Tragisch endete leider der Hilfseinsatz für einen 80-jährigen Landwirt in Schwendt bei Kössen. Angehörige fanden den Altbauern am Freitag leblos am Ufer des nahe gelegenen Sindbaches sitzend. Er dürfte bei Aufräumungsrarbeiten auf seinem Anwesen einen tödlichen Herzinfarkt erlitten haben. Hinweise auf Fremdverschulden gibt es laut Polizei keine.
Somit sind im Zuge der Hochwasserkatastrophe insgesamt mindestens sieben Menschen ums Leben gekommen, im Salzburger Pinzgau werden weiterhin zwei Personen vermisst.
Pegelstände im Osten sinken nur langsam
Nach dem Hochwasser ist das Bundesheer entlang der Donau in Niederösterriech am Samstag in unverminderter Stärke im Assistenzeinsatz gestanden. Schulter an Schulter mit Feuerwehrleuten und Freiwilligen werde versucht, die Spuren der Verwüstung möglichst rasch zu beseitigen, hieß es seitens des Militärkommandos Niederösterreich.
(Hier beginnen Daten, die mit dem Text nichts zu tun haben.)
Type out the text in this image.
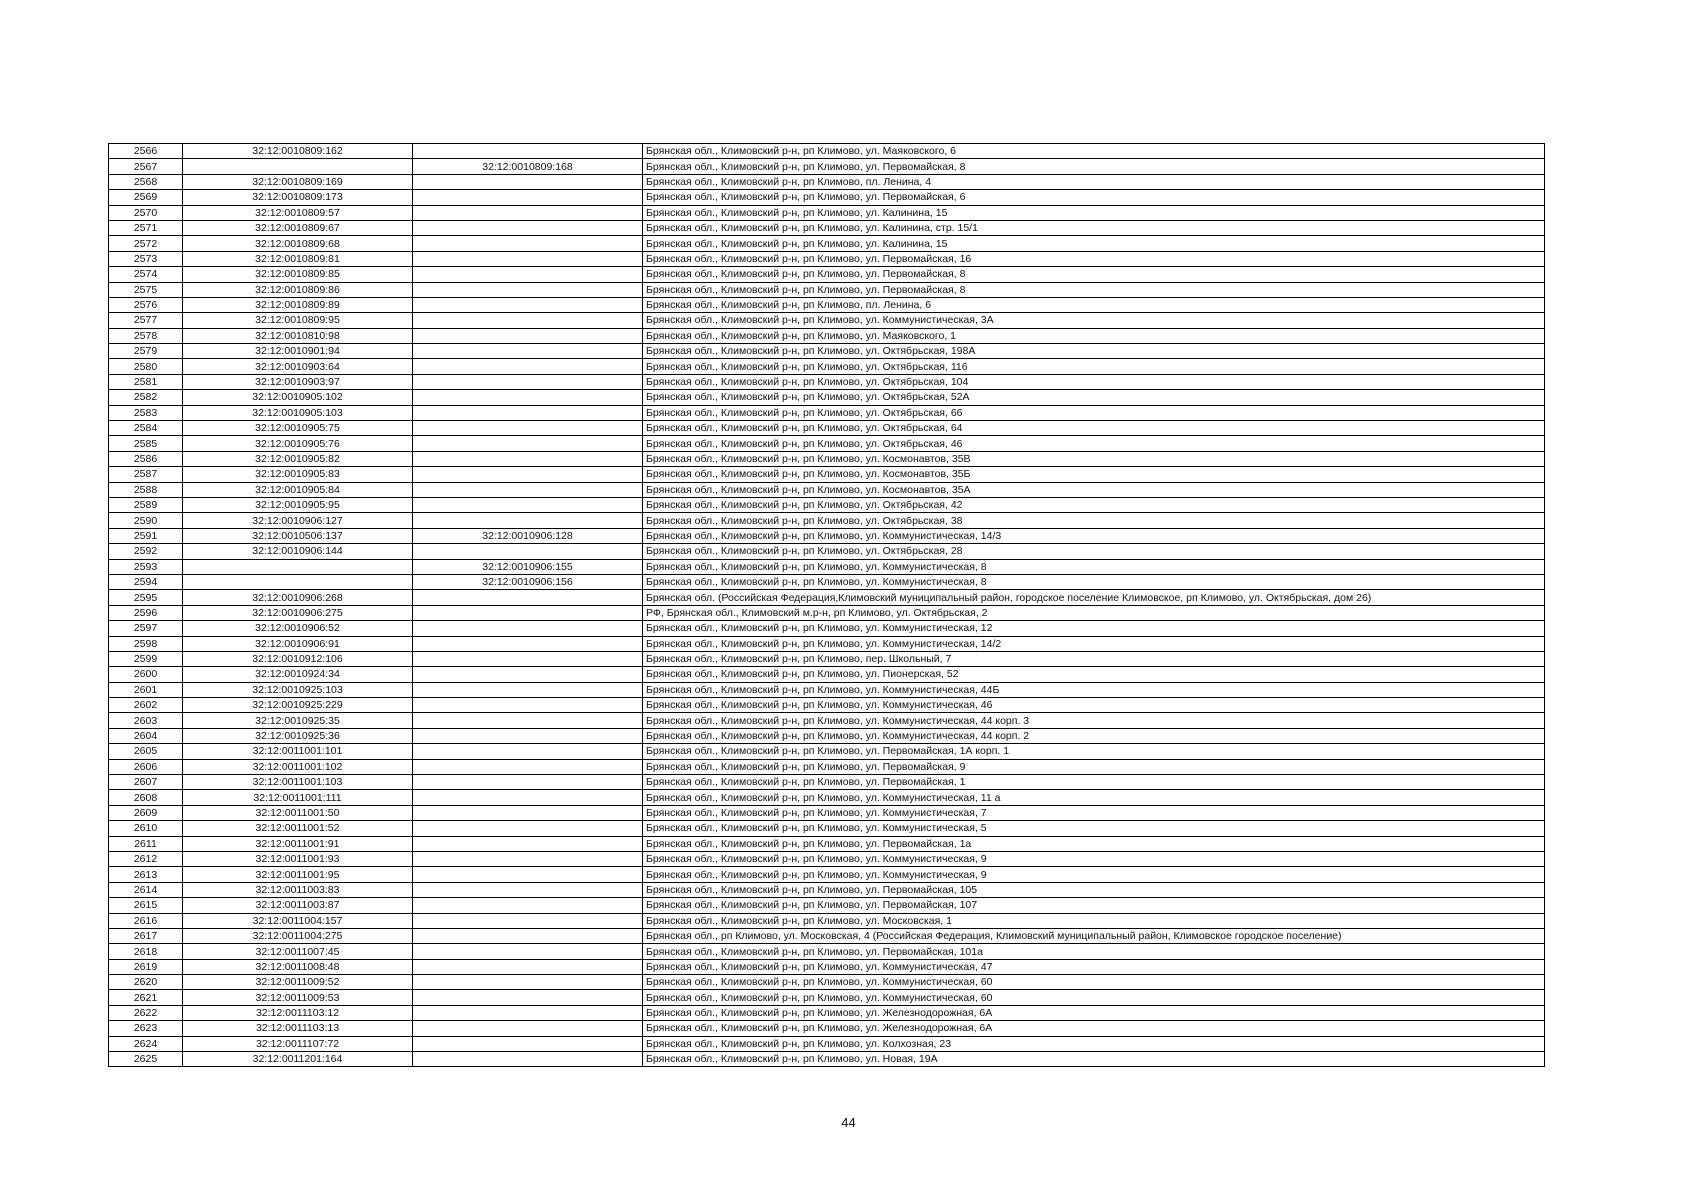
2566	32:12:0010809:162		Брянская обл., Климовский р-н, рп Климово, ул. Маяковского, 6
2567		32:12:0010809:168	Брянская обл., Климовский р-н, рп Климово, ул. Первомайская, 8
2568	32:12:0010809:169		Брянская обл., Климовский р-н, рп Климово, пл. Ленина, 4
2569	32:12:0010809:173		Брянская обл., Климовский р-н, рп Климово, ул. Первомайская, 6
2570	32:12:0010809:57		Брянская обл., Климовский р-н, рп Климово, ул. Калинина, 15
2571	32:12:0010809:67		Брянская обл., Климовский р-н, рп Климово, ул. Калинина, стр. 15/1
2572	32:12:0010809:68		Брянская обл., Климовский р-н, рп Климово, ул. Калинина, 15
2573	32:12:0010809:81		Брянская обл., Климовский р-н, рп Климово, ул. Первомайская, 16
2574	32:12:0010809:85		Брянская обл., Климовский р-н, рп Климово, ул. Первомайская, 8
2575	32:12:0010809:86		Брянская обл., Климовский р-н, рп Климово, ул. Первомайская, 8
2576	32:12:0010809:89		Брянская обл., Климовский р-н, рп Климово, пл. Ленина, 6
2577	32:12:0010809:95		Брянская обл., Климовский р-н, рп Климово, ул. Коммунистическая, 3А
2578	32:12:0010810:98		Брянская обл., Климовский р-н, рп Климово, ул. Маяковского, 1
2579	32:12:0010901:94		Брянская обл., Климовский р-н, рп Климово, ул. Октябрьская, 198А
2580	32:12:0010903:64		Брянская обл., Климовский р-н, рп Климово, ул. Октябрьская, 116
2581	32:12:0010903:97		Брянская обл., Климовский р-н, рп Климово, ул. Октябрьская, 104
2582	32:12:0010905:102		Брянская обл., Климовский р-н, рп Климово, ул. Октябрьская, 52А
2583	32:12:0010905:103		Брянская обл., Климовский р-н, рп Климово, ул. Октябрьская, 66
2584	32:12:0010905:75		Брянская обл., Климовский р-н, рп Климово, ул. Октябрьская, 64
2585	32:12:0010905:76		Брянская обл., Климовский р-н, рп Климово, ул. Октябрьская, 46
2586	32:12:0010905:82		Брянская обл., Климовский р-н, рп Климово, ул. Космонавтов, 35В
2587	32:12:0010905:83		Брянская обл., Климовский р-н, рп Климово, ул. Космонавтов, 35Б
2588	32:12:0010905:84		Брянская обл., Климовский р-н, рп Климово, ул. Космонавтов, 35А
2589	32:12:0010905:95		Брянская обл., Климовский р-н, рп Климово, ул. Октябрьская, 42
2590	32:12:0010906:127		Брянская обл., Климовский р-н, рп Климово, ул. Октябрьская, 38
2591	32:12:0010506:137	32:12:0010906:128	Брянская обл., Климовский р-н, рп Климово, ул. Коммунистическая, 14/3
2592	32:12:0010906:144		Брянская обл., Климовский р-н, рп Климово, ул. Октябрьская, 28
2593		32:12:0010906:155	Брянская обл., Климовский р-н, рп Климово, ул. Коммунистическая, 8
2594		32:12:0010906:156	Брянская обл., Климовский р-н, рп Климово, ул. Коммунистическая, 8
2595	32:12:0010906:268		Брянская обл. (Российская Федерация,Климовский муниципальный район, городское поселение Климовское, рп Климово, ул. Октябрьская, дом 26)
2596	32:12:0010906:275		РФ, Брянская обл., Климовский м.р-н, рп Климово, ул. Октябрьская, 2
2597	32:12:0010906:52		Брянская обл., Климовский р-н, рп Климово, ул. Коммунистическая, 12
2598	32:12:0010906:91		Брянская обл., Климовский р-н, рп Климово, ул. Коммунистическая, 14/2
2599	32:12:0010912:106		Брянская обл., Климовский р-н, рп Климово, пер. Школьный, 7
2600	32:12:0010924:34		Брянская обл., Климовский р-н, рп Климово, ул. Пионерская, 52
2601	32:12:0010925:103		Брянская обл., Климовский р-н, рп Климово, ул. Коммунистическая, 44Б
2602	32:12:0010925:229		Брянская обл., Климовский р-н, рп Климово, ул. Коммунистическая, 46
2603	32:12:0010925:35		Брянская обл., Климовский р-н, рп Климово, ул. Коммунистическая, 44 корп. 3
2604	32:12:0010925:36		Брянская обл., Климовский р-н, рп Климово, ул. Коммунистическая, 44 корп. 2
2605	32:12:0011001:101		Брянская обл., Климовский р-н, рп Климово, ул. Первомайская, 1А корп. 1
2606	32:12:0011001:102		Брянская обл., Климовский р-н, рп Климово, ул. Первомайская, 9
2607	32:12:0011001:103		Брянская обл., Климовский р-н, рп Климово, ул. Первомайская, 1
2608	32:12:0011001:111		Брянская обл., Климовский р-н, рп Климово, ул. Коммунистическая, 11 а
2609	32:12:0011001:50		Брянская обл., Климовский р-н, рп Климово, ул. Коммунистическая, 7
2610	32:12:0011001:52		Брянская обл., Климовский р-н, рп Климово, ул. Коммунистическая, 5
2611	32:12:0011001:91		Брянская обл., Климовский р-н, рп Климово, ул. Первомайская, 1а
2612	32:12:0011001:93		Брянская обл., Климовский р-н, рп Климово, ул. Коммунистическая, 9
2613	32:12:0011001:95		Брянская обл., Климовский р-н, рп Климово, ул. Коммунистическая, 9
2614	32:12:0011003:83		Брянская обл., Климовский р-н, рп Климово, ул. Первомайская, 105
2615	32:12:0011003:87		Брянская обл., Климовский р-н, рп Климово, ул. Первомайская, 107
2616	32:12:0011004:157		Брянская обл., Климовский р-н, рп Климово, ул. Московская, 1
2617	32:12:0011004:275		Брянская обл., рп Климово, ул. Московская, 4 (Российская Федерация, Климовский муниципальный район, Климовское городское поселение)
2618	32:12:0011007:45		Брянская обл., Климовский р-н, рп Климово, ул. Первомайская, 101а
2619	32:12:0011008:48		Брянская обл., Климовский р-н, рп Климово, ул. Коммунистическая, 47
2620	32:12:0011009:52		Брянская обл., Климовский р-н, рп Климово, ул. Коммунистическая, 60
2621	32:12:0011009:53		Брянская обл., Климовский р-н, рп Климово, ул. Коммунистическая, 60
2622	32:12:0011103:12		Брянская обл., Климовский р-н, рп Климово, ул. Железнодорожная, 6А
2623	32:12:0011103:13		Брянская обл., Климовский р-н, рп Климово, ул. Железнодорожная, 6А
2624	32:12:0011107:72		Брянская обл., Климовский р-н, рп Климово, ул. Колхозная, 23
2625	32:12:0011201:164		Брянская обл., Климовский р-н, рп Климово, ул. Новая, 19А
44
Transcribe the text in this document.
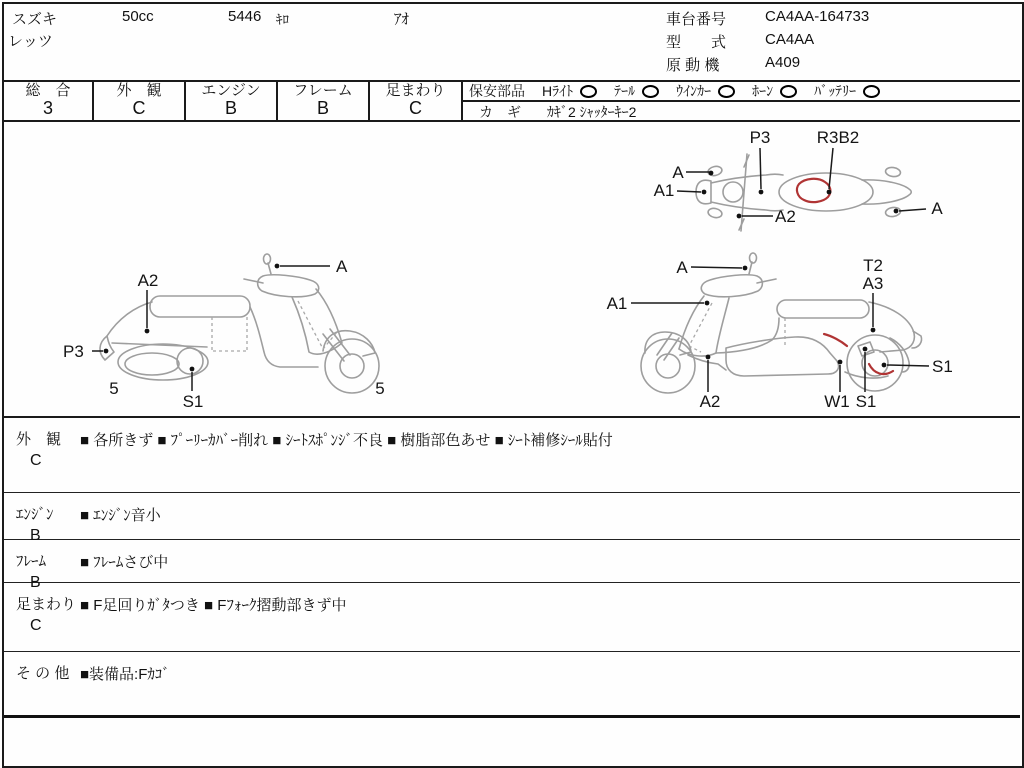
スズキ
レッツ
50cc	5446 ｷﾛ	ｱｵ	車台番号	CA4AA-164733
型　　式	CA4AA
原 動 機	A409
総　合
3
外　観
C
エンジン
B
フレーム
B
足まわり
C
保安部品 Hﾗｲﾄ	ﾃｰﾙ	ｳｲﾝｶｰ	ﾎｰﾝ	ﾊﾞｯﾃﾘｰ
カ　ギ ｶｷﾞ2 ｼｬｯﾀｰｷｰ2
P3	R3B2
A
A1
A2	A
A2
A
P3
5
S1
5
A
A1
T2
A3
A2	W1 S1
S1
外　観
C
■ 各所きず ■ ﾌﾟｰﾘｰｶﾊﾞｰ削れ ■ ｼｰﾄｽﾎﾟﾝｼﾞ不良 ■ 樹脂部色あせ ■ ｼｰﾄ補修ｼｰﾙ貼付
ｴﾝｼﾞﾝ
B
■ ｴﾝｼﾞﾝ音小
ﾌﾚｰﾑ
B
■ ﾌﾚｰﾑさび中
足まわり
C
■ F足回りｶﾞﾀつき ■ Fﾌｫｰｸ摺動部きず中
そ の 他 ■装備品:Fｶｺﾞ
In den Bezirken Melk und Krems trieben Hunderte Soldaten die Aufräumarbeiten voran. Während sich das Hochwasser in der Wachau mehr und mehr zurückzog sanken die Pegel im Großraum Hainburg im Osten des Bundeslandes nur sehr langsam. Zurück blieben überall Zerstörung, Schlamm und Schutt. Weiterhin Dammwachen gab es bei Hainburg. Rund 1.000 Feuerwehrleute standen in dem Bundesland im Einsatz.
Bundesheer bereitet Trinkwasseraufbereitung vor
Ab Montag wird das Österreichische Bundesheer in Goldwörth (Bezirk Urfahr) zur Wasseraufbereitung eingesetzt werden. Die ABC-Abwehrkompanie aus Hörsching wird in Zusammenarbeit mit der ABC-Umweltmessstelle aus Korneuburg über eine sogenannte Osmoseanlage die starken Verunreinigungen herausfiltern. Das berichtete der Pressesprecher des Militärkommando Oberösterreich, Major Gerhard Oberreiter, am Samstag.